François, Barack et Raùl - France Catholique

François, Barack et Raùl

François, Barack et Raùl

Copier le lien

Barack Obama et Raùl Castro ont tous deux rendu un vibrant hommage au pape François pour l’établissement de relations entre Washington et La Havane après 54 ans d’interruption.

La diplomatie pontificale a agi de son propre chef. Dans certains cas, elle peut être sollicitée par deux parties pour régler un différend. Cette fois, le Saint-Siège avait l’initiative. On se souvient que Barack Obama avait été reçu par le Saint-Père à Rome en février dernier. Lorsque les délégations cubaine et américaine se sont rencontrées ensuite au Canada, Ottawa n’était pas partie à la discussion. Un seul tiers y participait : le Saint-Siège. Puis le Saint-Père a formalisé par une lettre adressée à chacun des deux chefs d’État. Enfin, il a accueilli les deux délégations secrètement à Rome en octobre !

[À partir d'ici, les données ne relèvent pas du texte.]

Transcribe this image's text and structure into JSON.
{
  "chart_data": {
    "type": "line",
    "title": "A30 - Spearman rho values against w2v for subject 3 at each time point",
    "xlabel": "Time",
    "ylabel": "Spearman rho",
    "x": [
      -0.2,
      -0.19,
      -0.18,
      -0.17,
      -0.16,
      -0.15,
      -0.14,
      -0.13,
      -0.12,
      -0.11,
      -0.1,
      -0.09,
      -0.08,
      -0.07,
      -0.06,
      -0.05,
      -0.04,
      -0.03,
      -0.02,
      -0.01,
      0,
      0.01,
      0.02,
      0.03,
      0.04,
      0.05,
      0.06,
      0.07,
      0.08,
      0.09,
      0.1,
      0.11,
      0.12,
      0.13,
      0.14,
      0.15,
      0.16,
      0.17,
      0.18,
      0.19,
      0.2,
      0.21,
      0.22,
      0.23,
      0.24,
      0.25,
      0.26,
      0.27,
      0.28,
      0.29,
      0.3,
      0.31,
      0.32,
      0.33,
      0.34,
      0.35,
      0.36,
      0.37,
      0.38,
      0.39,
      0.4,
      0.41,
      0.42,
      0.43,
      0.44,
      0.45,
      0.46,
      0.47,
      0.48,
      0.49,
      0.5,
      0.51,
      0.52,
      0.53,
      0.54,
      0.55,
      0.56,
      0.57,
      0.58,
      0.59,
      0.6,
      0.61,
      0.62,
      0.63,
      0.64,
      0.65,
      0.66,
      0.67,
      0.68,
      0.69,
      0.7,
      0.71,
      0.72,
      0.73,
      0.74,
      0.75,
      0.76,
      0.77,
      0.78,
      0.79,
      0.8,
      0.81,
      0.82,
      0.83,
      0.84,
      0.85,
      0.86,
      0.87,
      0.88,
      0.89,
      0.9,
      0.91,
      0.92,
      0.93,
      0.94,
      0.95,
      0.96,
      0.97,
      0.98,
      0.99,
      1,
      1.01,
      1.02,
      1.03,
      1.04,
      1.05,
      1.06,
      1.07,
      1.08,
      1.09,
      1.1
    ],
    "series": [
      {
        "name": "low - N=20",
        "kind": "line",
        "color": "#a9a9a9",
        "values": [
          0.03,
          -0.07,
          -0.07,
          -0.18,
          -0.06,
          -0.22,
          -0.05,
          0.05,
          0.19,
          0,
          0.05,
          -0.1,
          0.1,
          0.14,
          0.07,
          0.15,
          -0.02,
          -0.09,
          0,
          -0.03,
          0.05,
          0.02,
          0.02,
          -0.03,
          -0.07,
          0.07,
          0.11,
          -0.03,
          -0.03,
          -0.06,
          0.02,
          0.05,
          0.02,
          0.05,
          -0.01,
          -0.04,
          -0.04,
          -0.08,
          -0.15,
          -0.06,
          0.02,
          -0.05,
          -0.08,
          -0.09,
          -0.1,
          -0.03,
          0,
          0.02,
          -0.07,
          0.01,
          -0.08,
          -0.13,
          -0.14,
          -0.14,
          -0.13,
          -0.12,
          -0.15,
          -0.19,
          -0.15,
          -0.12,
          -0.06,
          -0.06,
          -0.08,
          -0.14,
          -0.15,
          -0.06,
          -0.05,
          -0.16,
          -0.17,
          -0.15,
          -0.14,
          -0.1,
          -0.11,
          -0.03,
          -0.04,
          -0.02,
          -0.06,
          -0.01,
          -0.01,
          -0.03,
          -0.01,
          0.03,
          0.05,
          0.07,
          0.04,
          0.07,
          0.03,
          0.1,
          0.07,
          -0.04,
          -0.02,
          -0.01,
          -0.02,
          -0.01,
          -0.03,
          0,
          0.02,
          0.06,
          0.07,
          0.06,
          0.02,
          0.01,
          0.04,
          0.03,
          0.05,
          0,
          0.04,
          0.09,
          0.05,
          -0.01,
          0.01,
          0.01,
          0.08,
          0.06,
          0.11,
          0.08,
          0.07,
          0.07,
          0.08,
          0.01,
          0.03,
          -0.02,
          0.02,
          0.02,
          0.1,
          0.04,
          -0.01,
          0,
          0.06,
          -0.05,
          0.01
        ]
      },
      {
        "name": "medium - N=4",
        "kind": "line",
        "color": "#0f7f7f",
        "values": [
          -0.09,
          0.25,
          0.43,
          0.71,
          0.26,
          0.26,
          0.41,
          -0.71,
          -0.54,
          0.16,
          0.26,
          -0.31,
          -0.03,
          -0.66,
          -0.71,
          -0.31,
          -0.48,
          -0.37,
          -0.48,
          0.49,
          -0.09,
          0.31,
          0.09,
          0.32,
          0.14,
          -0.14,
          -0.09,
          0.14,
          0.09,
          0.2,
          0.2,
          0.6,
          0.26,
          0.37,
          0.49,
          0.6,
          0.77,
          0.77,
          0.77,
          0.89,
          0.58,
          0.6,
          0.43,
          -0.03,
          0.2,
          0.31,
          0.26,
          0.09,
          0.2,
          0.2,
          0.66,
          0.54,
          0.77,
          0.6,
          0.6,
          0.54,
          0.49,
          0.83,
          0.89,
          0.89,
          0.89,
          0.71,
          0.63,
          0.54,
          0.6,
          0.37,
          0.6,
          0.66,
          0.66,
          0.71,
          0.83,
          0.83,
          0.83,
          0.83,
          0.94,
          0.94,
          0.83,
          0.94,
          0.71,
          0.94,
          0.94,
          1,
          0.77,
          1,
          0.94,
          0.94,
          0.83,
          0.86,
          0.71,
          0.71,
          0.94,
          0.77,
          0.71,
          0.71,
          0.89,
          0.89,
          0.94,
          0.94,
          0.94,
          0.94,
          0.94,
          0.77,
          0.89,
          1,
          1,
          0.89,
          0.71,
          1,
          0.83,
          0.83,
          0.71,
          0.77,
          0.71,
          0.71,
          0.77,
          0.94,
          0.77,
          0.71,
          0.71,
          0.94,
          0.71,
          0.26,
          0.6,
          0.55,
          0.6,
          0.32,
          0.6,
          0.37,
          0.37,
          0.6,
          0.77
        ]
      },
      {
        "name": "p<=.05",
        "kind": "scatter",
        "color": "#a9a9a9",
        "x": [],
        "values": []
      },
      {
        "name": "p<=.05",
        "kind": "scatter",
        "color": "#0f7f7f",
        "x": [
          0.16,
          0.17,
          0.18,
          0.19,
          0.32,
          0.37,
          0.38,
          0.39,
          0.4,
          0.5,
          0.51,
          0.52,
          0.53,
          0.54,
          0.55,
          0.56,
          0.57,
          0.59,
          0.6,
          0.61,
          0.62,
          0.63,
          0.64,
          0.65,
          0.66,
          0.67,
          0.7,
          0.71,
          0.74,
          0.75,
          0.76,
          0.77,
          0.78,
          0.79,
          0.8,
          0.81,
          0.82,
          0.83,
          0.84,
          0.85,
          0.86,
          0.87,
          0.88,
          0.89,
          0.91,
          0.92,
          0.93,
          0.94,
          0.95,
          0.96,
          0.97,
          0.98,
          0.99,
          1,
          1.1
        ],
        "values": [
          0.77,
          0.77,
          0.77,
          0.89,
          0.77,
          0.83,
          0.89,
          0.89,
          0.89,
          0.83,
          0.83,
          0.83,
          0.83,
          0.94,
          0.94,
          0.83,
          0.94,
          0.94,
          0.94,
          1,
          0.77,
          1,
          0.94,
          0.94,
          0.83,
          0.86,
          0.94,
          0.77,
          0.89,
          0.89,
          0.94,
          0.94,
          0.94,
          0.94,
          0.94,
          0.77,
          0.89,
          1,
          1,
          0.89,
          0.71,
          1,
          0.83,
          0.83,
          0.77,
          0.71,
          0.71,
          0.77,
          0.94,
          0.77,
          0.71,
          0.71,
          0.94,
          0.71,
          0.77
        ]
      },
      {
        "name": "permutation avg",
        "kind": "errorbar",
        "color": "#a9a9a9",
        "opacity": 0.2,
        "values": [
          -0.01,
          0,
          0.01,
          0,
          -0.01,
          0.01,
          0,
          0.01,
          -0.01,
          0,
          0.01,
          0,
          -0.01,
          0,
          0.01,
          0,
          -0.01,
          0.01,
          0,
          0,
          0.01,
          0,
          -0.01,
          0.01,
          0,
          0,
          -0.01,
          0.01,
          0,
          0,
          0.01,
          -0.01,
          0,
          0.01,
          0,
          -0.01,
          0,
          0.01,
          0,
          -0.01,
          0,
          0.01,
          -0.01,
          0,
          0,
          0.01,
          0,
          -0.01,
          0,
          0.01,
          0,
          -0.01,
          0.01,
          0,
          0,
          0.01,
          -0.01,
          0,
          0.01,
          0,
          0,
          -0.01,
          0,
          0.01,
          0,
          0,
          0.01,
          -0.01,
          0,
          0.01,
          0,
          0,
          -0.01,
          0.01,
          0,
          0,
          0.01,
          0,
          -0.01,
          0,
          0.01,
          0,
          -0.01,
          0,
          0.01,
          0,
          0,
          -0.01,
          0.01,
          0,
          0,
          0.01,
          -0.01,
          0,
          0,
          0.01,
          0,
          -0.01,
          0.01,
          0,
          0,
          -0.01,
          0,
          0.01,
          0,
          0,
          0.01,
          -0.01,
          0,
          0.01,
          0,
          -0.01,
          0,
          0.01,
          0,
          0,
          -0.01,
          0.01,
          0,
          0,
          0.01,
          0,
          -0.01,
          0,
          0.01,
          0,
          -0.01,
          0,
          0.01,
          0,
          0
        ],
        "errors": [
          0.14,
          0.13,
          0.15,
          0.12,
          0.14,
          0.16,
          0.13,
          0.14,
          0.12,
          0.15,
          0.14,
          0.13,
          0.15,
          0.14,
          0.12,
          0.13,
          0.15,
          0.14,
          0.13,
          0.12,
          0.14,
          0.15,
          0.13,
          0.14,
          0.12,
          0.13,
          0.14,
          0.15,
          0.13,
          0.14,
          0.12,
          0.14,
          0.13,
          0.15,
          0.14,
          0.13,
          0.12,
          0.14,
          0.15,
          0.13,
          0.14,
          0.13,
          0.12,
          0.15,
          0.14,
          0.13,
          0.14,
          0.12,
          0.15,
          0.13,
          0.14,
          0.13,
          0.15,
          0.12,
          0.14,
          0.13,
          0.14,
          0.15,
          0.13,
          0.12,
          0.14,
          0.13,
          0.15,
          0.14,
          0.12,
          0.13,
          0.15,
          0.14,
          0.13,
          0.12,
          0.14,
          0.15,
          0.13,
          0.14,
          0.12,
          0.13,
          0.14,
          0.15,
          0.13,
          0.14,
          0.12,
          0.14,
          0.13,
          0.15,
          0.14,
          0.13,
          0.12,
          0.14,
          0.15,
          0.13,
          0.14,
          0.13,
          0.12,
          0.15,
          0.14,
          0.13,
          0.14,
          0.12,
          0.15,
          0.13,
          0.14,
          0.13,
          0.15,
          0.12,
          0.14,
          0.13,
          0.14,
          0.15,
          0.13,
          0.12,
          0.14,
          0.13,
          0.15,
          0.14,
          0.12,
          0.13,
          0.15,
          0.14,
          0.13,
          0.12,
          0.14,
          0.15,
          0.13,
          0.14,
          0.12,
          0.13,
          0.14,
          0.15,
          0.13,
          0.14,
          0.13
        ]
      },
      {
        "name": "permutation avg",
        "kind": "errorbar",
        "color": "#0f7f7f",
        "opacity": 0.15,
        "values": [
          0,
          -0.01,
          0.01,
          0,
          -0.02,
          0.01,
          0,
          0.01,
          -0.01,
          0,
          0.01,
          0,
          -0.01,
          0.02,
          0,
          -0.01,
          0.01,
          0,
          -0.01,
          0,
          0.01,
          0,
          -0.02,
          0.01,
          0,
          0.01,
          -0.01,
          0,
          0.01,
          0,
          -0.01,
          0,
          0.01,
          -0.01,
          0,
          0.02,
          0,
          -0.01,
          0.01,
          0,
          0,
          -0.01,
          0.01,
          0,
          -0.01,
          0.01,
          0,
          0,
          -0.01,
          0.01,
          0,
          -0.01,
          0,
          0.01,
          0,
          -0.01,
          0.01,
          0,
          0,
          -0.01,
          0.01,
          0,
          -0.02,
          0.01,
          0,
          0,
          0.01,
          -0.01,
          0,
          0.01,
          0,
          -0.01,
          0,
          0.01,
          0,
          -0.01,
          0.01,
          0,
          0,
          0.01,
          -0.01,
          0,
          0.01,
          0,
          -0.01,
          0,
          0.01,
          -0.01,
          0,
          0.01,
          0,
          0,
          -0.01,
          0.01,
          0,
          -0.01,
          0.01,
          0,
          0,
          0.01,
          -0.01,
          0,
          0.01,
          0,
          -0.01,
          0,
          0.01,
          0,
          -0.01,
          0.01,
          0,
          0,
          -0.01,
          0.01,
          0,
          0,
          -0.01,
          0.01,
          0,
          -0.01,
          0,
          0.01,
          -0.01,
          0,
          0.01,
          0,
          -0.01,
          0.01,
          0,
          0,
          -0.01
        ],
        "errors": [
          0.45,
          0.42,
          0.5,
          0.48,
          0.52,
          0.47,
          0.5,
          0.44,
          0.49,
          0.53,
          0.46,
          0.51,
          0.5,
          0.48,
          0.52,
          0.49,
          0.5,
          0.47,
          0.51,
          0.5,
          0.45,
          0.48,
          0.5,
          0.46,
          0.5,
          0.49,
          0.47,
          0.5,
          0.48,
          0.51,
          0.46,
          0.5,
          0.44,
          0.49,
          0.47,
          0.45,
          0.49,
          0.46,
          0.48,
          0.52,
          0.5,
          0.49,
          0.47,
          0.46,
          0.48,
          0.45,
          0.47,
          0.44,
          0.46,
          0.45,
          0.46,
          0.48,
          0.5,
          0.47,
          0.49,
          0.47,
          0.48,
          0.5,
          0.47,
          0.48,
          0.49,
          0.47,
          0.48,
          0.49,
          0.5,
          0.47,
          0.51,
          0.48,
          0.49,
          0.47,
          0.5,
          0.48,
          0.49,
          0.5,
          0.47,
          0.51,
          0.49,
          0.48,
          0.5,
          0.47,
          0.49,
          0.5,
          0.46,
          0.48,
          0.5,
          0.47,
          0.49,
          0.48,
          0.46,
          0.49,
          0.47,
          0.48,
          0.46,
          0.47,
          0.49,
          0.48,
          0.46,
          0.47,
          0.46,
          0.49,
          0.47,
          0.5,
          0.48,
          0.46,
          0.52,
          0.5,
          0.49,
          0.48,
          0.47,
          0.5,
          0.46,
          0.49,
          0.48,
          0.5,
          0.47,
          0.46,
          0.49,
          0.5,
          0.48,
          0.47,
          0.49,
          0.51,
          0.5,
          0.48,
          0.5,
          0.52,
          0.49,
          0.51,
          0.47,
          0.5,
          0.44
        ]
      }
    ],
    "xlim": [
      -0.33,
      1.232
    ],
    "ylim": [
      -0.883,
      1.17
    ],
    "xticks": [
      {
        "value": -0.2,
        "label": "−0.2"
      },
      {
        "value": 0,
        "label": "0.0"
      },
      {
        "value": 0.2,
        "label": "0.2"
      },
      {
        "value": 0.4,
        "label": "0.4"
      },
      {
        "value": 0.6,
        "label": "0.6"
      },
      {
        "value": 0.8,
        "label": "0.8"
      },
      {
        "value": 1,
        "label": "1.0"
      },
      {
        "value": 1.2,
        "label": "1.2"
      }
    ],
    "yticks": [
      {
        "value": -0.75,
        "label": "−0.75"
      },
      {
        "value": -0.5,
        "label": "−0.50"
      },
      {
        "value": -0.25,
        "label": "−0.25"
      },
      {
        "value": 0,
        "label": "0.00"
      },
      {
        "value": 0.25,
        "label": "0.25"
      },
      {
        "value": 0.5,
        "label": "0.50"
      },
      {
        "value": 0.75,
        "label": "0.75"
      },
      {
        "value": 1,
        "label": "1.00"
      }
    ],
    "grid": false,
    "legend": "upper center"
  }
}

Jean-Paul II avait commencé en se rendant à Cuba en 1998. Benoît XVI suivit en mars 2012 venant du Mexique. L’archevêque de La Havane, le cardinal Jaime Ortega, était déjà à la manœuvre entre Cuba et les États-Unis. L’Église catholique américaine poussait aussi de son côté. Lors du conclave de mars 2013, l’élection d’un pape latino-américain s’imposait pour une raison qui, en 2005, en avait fait repousser l’hypothèse : elle n’aurait pas eu le même sens sous la présidence de George Bush qu’elle n’en revêtait désormais avec Barack Obama. Tant elle aurait pu apparaître alors à Washington comme négative sinon hostile, tant en 2008 elle s’inscrivait dans une perspective d’ouverture. Ce n’était certes pas une raison suffisante mais cela levait une objection politique qui, même si les conclaves ne répondent plus à des exclusions venues de l’extérieur comme sous l’Ancien Régime, pesait néanmoins.

L’ampleur de l’engagement et la dextérité de l’exécution sont impressionnantes. La diplomatie pontificale, qu’on donnait pour surannée, se déploie avec le pape François sur de nombreux sujets. Il y eut la rencontre israélo-palestinienne des jardins du Vatican et récemment les déplacements à Strasbourg et en Turquie. Le succès de Cuba contribuera à resituer ces deux dernières initiatives, jusqu’alors minorées. On n’a pas encore, comme au temps de Jean-Paul II, réuni des colloques consacrés au projet géopolitique du Vatican, mais gageons que cela viendra. D’autant que les méthodes très originales sont dignes d’enseignements pour toutes les diplomaties laïques.
Dans l’affaire de Cuba, le rôle du Saint-Siège est capital pour une raison qui ne s’arrête pas à l’actualité immédiate. Le Pape, comme on l’a dit, n’a pas seulement agi comme intermédiaire ou facilitateur. Le Vatican est partie prenante des accords.

A Cuba, l’Église catholique, après la visite de Jean-Paul II en 1998, a été ménagée par le pouvoir et a cherché ainsi à retrouver une capacité d’influence au sein de la société civile. Elle est garante de l’absence de chaos (terme utilisé par le président Obama), de la libération des prisonniers et du rétablissement des libertés. Certes, comme on l’a lu, Cuba n’est pas la Pologne, mais l’Église à Cuba n’a pas besoin des moyens quasi pro-consulaires dont elle jouissait en Pologne. Car l’autre partie à l’accord n’est pas l’ex-empire soviétique mais les États-Unis d’Amérique où la parole du Pape compte énormément, auprès des Républicains comme des Démocrates, contrairement à 1960 où le président Kennedy devait s’en défendre.

Aux États-Unis, la tâche du Pape sera de contribuer à la levée de l’embargo que ses deux prédécesseurs avaient dénoncé. Le Vatican, par son poids diplomatique mais aussi pastoral, est donc le vrai garant des accords, là où c’est d’habitude l’ONU ou des puissances tierces, avec éventuellement un rôle au moins moral d’arbitrage international. C’est un énorme défi mais c’est également la définition d’une voie nouvelle d’influence hors des catégories juridiques habituelles dans la politique de notre temps.